Presiding Justice Dennis Perluss, however, writing for the Court of Appeal, said the trial judge erred in several respects.

Tribal sovereign immunity, Perluss said, will apply to off-reservation commercial conduct if the predicates for such immunity are met. He distinguished cases holding that states may regulate tribal commercial activities occurring on nontribal lands.

Those cases, the presiding justice explained, concerned preemption, not sovereign immunity. The U.S. Supreme Court, Perluss noted, has recognized that “[t]here is a difference between the right to demand compliance with state laws and the means available to enforce them.”

Tenth Amendment

Nor, Perluss said, will the Tenth Amendment override the tribes’ immunity from actions to enforce lending laws. Such actions, he said, are distinguishable from those of the type discussed by the Supreme Court in Agua Caliente Band of Cahuilla Indians v. Superior Court (2006) 40 Cal.4th 239.

 In Agua Caliente, the state high court said the state had a right to enforce campaign contribution reporting laws in administrative proceedings against Indian tribes. The court said the case involved “unique circumstances” and that the peoples’ right to a  republican form of government, as well as the reservation of rights by the states under the Tenth Amendment, allow the state to insist that tribes obey the same regulations as other donors.
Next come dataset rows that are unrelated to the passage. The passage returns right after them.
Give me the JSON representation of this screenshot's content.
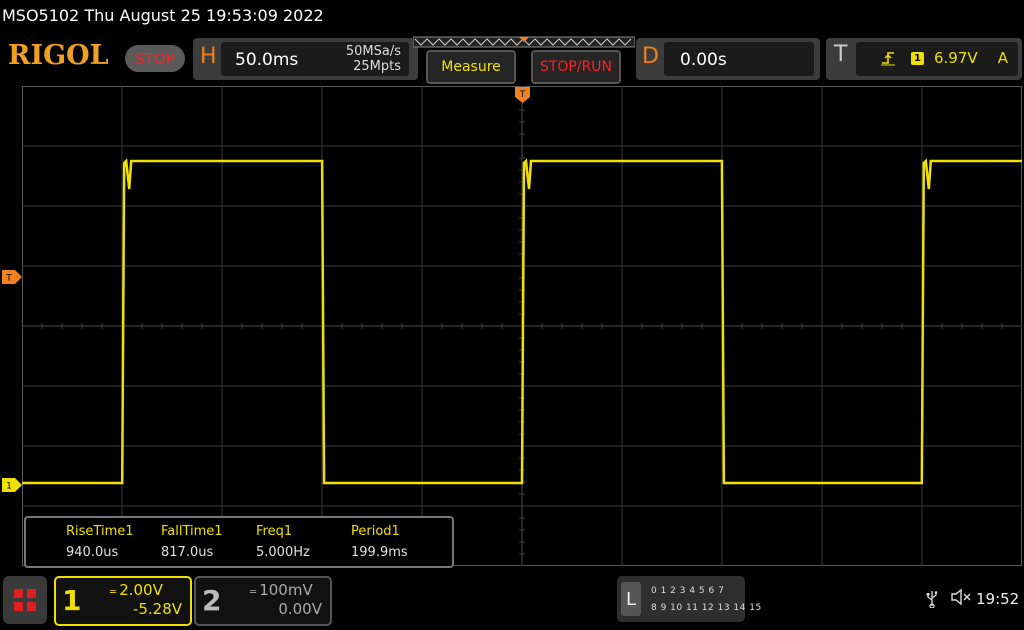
{
  "title_bar": "MSO5102  Thu August 25 19:53:09 2022",
  "brand": "RIGOL",
  "run_state": "STOP",
  "horizontal": {
    "letter": "H",
    "scale": "50.0ms",
    "sample_rate": "50MSa/s",
    "memory_depth": "25Mpts"
  },
  "menu": {
    "measure_label": "Measure",
    "stoprun_label": "STOP/RUN"
  },
  "delay": {
    "letter": "D",
    "value": "0.00s"
  },
  "trigger": {
    "letter": "T",
    "source": "1",
    "level": "6.97V",
    "mode": "A",
    "marker": "T",
    "edge_icon": "rising-edge-icon"
  },
  "channel_marker": "1",
  "waveform": {
    "color": "#f0e000",
    "type": "square",
    "frequency_hz": 5.0,
    "period_ms": 199.9,
    "time_per_div_ms": 50.0,
    "volts_per_div": 2.0,
    "offset_v": -5.28
  },
  "measurements": {
    "headers": [
      "RiseTime1",
      "FallTime1",
      "Freq1",
      "Period1"
    ],
    "values": [
      "940.0us",
      "817.0us",
      "5.000Hz",
      "199.9ms"
    ]
  },
  "ch1": {
    "num": "1",
    "scale": "2.00V",
    "offset": "-5.28V",
    "color": "#f0e000"
  },
  "ch2": {
    "num": "2",
    "scale": "100mV",
    "offset": "0.00V"
  },
  "la": {
    "letter": "L",
    "row1": "0 1 2 3  4 5 6 7",
    "row2": "8 9 10 11 12 13 14 15"
  },
  "status": {
    "clock": "19:52",
    "usb_icon": "usb-icon",
    "speaker_icon": "speaker-muted-icon"
  }
}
That ruling is limited to the unique field of campaign reform and does not, Perluss wrote, permit “a broad abrogation of the doctrine of tribal sovereign immunity.”

Perluss acknowledged that the expansion of tribal commercial enterprises may call into question the justification for the broad application of sovereign immunity. But such policy judgments are left to Congress and not to the state courts, he declared.

He went on to note that the “sue and be sued” clause in the Miami resolution was specifically limited “to the extent of the specific terms of the applicable contract or obligation,” and that the arbitration clauses in the loan agreements were similarly limited to specific transactions and were not broad waivers of sovereign immunity that would permit a consumer protection action by the state.

The presiding justice did, however, take note of the department’s argument, based on evidence it claimed to have discovered after the injunction was issued, that the loan companies were actually independent of the tribes but were involved in a “rent-a-tribe” scheme created solely to avoid complying with the lending laws.

Such evidence, Perluss said, should properly be considered by the trial judge in order to determine whether the companies are truly arms of the tribe. Past Court of Appeal decisions, he noted, have established criteria for resolving that issue, “including whether the tribe and the entities are closely linked in governing structure and characteristics and whether federal policies intended to promote Indian tribal autonomy are furthered by extension of immunity to the business entity.”

The case is Ameriloan v. Superior Court (People), 08 S.O.S. 6711.